Rae dropped out of LSU to pursue social media about a year before Livvy Dunne began her freshman year there. Dunne might be the most famous sex symbol you’ve never heard of: a fifth-year college gymnast with big brown eyes, over 12 million followers and at least as many young men whose brains would melt if they were to receive a single message from her on Snapchat. Dunne, who is dating Major League baseball star Paul Skenes, is that most democratic of beauty: a flexible college blonde whose hotness needs no explanation. Her popularity with men is so great that it produced a market for lookalikes who in turn have grown their own huge, thirsty followings.

I bring up Dunne to illustrate the mass appeal of this kind of beauty. It’s not wrong to find someone like her hot, even if it feels a little low-brow. Statistically, it’s totally normal. And it’s clear that it’s what people across the spectrum want – gay guys in Bushwick just needed a stylist to put Rae in some weird clothes to help get them there.

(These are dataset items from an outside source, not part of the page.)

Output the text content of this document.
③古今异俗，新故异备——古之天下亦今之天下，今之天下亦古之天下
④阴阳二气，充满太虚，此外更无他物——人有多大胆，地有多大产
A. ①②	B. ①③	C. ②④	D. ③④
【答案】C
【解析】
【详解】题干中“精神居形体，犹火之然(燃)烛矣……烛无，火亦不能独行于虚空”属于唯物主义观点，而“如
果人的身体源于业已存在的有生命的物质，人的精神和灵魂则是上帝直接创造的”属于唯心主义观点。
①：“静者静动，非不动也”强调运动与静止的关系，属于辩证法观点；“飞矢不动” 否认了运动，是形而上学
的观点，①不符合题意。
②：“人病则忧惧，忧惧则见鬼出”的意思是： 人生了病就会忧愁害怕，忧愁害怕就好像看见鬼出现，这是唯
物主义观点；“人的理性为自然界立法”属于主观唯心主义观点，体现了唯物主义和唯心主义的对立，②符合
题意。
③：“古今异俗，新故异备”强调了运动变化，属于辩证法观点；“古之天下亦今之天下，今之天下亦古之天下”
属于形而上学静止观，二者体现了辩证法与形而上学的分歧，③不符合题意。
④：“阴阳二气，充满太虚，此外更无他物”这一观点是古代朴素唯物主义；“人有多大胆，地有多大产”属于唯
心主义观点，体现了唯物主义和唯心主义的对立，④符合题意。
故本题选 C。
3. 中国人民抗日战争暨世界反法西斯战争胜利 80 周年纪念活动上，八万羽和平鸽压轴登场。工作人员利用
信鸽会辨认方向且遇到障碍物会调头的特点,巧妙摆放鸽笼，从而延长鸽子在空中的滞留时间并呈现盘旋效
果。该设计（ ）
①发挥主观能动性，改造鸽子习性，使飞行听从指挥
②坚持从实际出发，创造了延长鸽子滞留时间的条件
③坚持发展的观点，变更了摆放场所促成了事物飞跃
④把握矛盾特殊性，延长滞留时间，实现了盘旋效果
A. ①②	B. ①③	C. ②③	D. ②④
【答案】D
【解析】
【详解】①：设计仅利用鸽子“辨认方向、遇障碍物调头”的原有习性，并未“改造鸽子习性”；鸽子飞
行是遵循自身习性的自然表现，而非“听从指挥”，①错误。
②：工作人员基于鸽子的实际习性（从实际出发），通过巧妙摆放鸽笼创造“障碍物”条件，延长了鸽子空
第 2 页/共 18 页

This is not to say that the physical ideal of this political era will be limited to smiley, straightforward beauty of varying degrees of refinement. But it’s been made clear, through the popularity of those smiley, maybe-not-so straightforward beauties, that in a time where looking better is privileged above all else, beauty isn’t so partisan anymore. The new face of the right doesn’t have a crunchy blonde blowout. She has the same trendy haircut as a girl who retweeted ‘Kamala is brat’ last summer, and probably a pretty similar skincare routine too. Beauty may be a battleground, but right now we’re all fighting for the same thing.